= Brams–Taylor–Zwicker procedure =

The Brams–Taylor–Zwicker procedure is a protocol for envy-free cake-cutting among 4 partners.

The procedure uses a variation of Austin's procedure for two partners and general fractions. That procedure allows two partners to divide an entire cake to $k$ pieces, each of which is worth exactly $1/k$ for both of them.

The main procedure works as follows.

A. Use Austin's procedure with $k=4$ and partners #1 and #2. So we have 4 pieces that the first two partners believe to be of exactly identical value of 1/4.
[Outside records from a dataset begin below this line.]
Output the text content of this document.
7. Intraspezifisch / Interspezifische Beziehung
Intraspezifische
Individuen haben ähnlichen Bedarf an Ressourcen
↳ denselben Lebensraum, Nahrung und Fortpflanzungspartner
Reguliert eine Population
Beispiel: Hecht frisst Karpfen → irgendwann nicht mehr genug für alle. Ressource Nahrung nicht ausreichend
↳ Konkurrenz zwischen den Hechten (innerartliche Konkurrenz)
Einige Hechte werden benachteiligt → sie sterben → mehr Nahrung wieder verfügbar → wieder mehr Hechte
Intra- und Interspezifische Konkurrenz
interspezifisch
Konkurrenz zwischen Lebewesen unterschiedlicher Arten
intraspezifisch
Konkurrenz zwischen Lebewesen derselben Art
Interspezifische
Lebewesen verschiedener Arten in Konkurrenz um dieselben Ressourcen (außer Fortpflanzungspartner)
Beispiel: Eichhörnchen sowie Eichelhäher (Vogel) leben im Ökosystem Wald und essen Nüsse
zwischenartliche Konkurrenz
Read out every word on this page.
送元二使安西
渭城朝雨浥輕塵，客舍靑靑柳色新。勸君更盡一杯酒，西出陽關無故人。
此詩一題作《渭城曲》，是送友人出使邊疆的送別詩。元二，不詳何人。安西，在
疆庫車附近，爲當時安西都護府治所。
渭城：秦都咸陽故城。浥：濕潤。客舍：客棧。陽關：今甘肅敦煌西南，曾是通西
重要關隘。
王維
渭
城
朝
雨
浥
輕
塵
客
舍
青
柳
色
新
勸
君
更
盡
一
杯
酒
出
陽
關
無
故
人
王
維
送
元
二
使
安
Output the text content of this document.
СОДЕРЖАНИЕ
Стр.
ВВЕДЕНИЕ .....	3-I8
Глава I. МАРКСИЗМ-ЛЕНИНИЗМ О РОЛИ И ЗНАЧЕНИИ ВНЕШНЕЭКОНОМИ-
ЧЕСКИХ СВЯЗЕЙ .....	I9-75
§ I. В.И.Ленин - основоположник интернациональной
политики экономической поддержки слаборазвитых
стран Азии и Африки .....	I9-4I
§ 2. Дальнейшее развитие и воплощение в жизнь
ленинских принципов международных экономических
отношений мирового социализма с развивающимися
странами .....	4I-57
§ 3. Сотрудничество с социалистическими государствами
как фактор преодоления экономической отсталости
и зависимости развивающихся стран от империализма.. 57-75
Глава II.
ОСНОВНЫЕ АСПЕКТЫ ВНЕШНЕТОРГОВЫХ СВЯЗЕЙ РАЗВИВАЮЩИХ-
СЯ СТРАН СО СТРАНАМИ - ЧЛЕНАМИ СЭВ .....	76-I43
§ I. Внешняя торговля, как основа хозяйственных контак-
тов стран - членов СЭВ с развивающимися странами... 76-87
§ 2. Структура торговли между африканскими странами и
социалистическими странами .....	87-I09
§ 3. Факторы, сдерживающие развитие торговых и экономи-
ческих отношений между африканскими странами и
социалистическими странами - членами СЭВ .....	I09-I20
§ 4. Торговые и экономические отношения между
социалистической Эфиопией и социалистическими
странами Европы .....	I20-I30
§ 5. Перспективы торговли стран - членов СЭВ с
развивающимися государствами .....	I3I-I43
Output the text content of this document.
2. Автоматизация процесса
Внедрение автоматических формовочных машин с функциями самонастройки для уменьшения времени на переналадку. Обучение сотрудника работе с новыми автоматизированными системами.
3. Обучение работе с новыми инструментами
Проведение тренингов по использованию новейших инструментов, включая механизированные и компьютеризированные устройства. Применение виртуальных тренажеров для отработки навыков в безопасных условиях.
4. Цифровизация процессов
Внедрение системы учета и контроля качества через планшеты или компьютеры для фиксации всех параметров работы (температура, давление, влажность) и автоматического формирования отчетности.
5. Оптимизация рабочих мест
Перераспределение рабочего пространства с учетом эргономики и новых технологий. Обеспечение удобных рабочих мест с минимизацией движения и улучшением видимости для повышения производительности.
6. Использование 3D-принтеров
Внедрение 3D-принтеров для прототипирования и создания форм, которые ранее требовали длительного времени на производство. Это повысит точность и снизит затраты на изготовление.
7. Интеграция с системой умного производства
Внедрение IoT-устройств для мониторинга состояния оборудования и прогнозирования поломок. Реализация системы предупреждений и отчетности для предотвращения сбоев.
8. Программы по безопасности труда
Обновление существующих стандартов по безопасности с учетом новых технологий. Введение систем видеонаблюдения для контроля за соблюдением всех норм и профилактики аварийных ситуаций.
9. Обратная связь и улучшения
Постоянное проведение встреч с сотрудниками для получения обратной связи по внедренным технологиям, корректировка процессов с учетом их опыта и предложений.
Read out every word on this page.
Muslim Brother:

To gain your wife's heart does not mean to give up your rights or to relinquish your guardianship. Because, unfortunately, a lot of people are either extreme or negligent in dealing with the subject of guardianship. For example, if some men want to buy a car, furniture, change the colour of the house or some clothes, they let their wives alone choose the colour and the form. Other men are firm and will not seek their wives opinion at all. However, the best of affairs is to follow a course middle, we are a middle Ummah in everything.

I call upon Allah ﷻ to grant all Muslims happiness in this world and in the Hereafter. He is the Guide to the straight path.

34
B. Partner #3 trims one piece to create a two-way tie for the largest; the partners now choose pieces in reverse order (#4, #3, #2, #1). Either #4 or #3 must take the trimmed piece. This creates an envy-free division for the entire cake less the trimmings (This is similar to the Selfridge–Conway discrete procedure).

C. Now the trimmings are divided. Assume w.l.o.g. that #3 took the trimmed piece. We use Austin's procedure again with the trimmings and partners #4 and #1, to create 4 pieces each of which equals exactly 1/4 for both of them. Since partners #1 and #2 have an irrevocable advantage over whoever partner that took the trimmed piece, we can let #3 be the first to select a piece from the trimming, then #2, then #4 and #1.

== Efficiency ==
The run-time of the procedure is, technically, infinite, since Austin's procedure involves two knives moving continuously, and this procedure cannot be discretized.

The number of cuts is bounded, though. Austin's procedure requires 2 cuts to divide a cake between 2 people with an exact value of 1/2; each of these pieces should be divided with 2 more cuts to generate the 4 pieces with exact value of 1/4. So in total, 6 cuts are needed for step A. A single cut is done in step B and 6 more cuts in step C, for a total of 13 cuts.

An advanced variant of the Brams–Taylor–Zwicker procedure uses only 11 cuts.